Les derniers permettent aux acteurs de se rapprocher de la décision publique. C’est le cas des jurys citoyens désignés par tirage au sort dans le cadre d’assemblées temporaires, formés pour éclairer la prise de décision publique, dans des situations complexes. Ils essaiment sur tout le territoire depuis une dizaine d’années : à Toulouse pour faire avancer le plan municipal de santé en 2009 ; dans la communauté urbaine de Bordeaux pour repenser la politique de l’eau en 2010 ; plus récemment dans le Grand Paris, pour imaginer l’avenir des autoroutes urbaines. Dans la même veine, les budgets participatifs (testés à Rennes, Paris, Brest, Nancy, etc.), ouvrent la possibilité d’associer des citoyens non élus à la définition ou à l’allocation des finances publiques. Les votations citoyennes sont aussi une modalité pour faire avancer la démocratie directe. Le principe testé, de façon éphémère7, à Grenoble est le suivant : si une pétition sur un sujet de la compétence de la ville recueille plus de 2 000 signatures, elle est débattue en conseil municipal. Celui-ci peut alors entériner la décision ou décider de la faire passer à la votation par les habitants. Si elle obtient un minimum de 20 000 votes favorables – nombre de voix ayant permis à la majorité d’être élue –, la ville est obligée d’appliquer la décision.

Chacun d’entre nous est en quête, à la fois, de proximité de services en tant qu’usager, de proximité de conception en tant qu’acteur dans sa vie professionnelle ou autre, et de proximité de compréhension en tant que citoyen. Pour l’action publique, envisager ces demandes multiples, et leurs évolutions, implique de revisiter la conception des services publics (et pas uniquement sa géographie physique), de penser de nouvelles modalités d’actions collectives (et pas uniquement le management des acteurs publics) et de re-saisir l’enjeu démocratique (des modalités du débat à l’accès à la décision).

  1. IPSOS en partenariat avec l’U2P, « Les Français et la proximité », sept. 2019.
  2. Voir le dossier « Les communs, une piste pour transformer l’action publique ? », Horizons publics nov.-déc. 2019, n12, p. 30-85.

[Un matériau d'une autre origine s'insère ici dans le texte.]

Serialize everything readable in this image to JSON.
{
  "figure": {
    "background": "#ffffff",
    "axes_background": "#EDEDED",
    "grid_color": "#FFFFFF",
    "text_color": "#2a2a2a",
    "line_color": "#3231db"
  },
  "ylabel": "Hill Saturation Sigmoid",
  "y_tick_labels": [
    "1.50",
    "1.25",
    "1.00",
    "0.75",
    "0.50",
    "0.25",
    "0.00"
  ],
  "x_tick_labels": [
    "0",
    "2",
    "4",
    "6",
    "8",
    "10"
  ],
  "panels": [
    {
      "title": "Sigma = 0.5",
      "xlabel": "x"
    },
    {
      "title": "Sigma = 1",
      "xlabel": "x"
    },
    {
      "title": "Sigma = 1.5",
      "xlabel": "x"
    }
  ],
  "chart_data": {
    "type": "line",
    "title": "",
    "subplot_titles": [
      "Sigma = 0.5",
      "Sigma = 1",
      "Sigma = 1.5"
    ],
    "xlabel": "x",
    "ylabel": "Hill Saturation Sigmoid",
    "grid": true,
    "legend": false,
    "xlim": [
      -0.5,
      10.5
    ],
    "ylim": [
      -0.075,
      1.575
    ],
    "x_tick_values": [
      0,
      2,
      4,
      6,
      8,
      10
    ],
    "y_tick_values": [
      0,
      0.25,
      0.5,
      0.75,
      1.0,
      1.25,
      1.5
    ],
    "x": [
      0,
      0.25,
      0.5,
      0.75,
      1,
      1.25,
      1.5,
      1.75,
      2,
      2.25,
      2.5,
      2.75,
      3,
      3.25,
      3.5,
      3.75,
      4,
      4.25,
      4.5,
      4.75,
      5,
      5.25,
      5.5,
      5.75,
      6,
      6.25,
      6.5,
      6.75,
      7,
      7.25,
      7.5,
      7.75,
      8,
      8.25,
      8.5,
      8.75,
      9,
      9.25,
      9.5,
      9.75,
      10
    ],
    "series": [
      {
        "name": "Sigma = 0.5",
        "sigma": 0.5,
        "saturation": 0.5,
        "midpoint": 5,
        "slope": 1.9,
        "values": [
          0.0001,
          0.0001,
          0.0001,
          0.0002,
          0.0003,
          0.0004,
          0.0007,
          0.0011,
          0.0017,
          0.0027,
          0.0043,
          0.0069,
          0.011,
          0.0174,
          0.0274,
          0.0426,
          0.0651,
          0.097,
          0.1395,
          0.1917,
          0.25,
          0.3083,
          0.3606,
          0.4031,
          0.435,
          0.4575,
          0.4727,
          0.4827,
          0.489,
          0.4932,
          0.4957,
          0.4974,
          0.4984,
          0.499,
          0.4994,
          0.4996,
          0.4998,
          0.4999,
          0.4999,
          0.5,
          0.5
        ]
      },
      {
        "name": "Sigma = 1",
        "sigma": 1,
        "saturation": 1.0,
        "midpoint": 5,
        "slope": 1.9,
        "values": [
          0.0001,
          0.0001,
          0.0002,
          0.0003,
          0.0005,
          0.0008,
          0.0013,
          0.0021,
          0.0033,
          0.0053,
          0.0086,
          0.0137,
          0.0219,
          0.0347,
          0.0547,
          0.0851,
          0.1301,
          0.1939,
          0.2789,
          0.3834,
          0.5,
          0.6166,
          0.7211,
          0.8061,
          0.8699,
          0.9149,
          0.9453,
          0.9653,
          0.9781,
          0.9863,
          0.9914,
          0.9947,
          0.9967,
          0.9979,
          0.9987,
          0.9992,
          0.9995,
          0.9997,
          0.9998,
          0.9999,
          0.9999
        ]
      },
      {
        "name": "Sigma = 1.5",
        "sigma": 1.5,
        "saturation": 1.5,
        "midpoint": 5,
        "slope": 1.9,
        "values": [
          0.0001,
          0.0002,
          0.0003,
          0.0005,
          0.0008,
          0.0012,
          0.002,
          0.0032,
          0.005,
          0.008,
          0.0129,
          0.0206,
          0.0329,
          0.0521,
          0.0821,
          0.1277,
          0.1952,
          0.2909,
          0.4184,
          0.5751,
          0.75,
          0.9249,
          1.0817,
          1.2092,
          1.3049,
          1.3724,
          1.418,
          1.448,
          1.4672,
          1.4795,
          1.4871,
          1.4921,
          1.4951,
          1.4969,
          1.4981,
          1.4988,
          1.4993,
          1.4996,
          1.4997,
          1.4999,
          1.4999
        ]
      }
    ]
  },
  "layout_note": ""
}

  3. Delanoe-Vieux C., Coire M., Coubart Millot J. et Figuerola, X., L’expérience du patient en design, une ressource pour la conception d’un parcours d’hospitalité dans un hôpital neuf, oct. 2019, OCULA.
  4. Stieggler B., « Faire de Plaine commune le premier territoire contributif de France », The Conversation 9 janv. 2017.
  5. www.aequitaz.org/projets/boussole/
  6. À l’instar de Démocratie ouverte, qui a récemment adressé aux candidats aux élections dix engagements pour une démocratie locale ouverte.
  7. Ce dispositif a été annulé par le tribunal administratif suite à un recours déposé par le préfet de l’Isère, en mai 2018.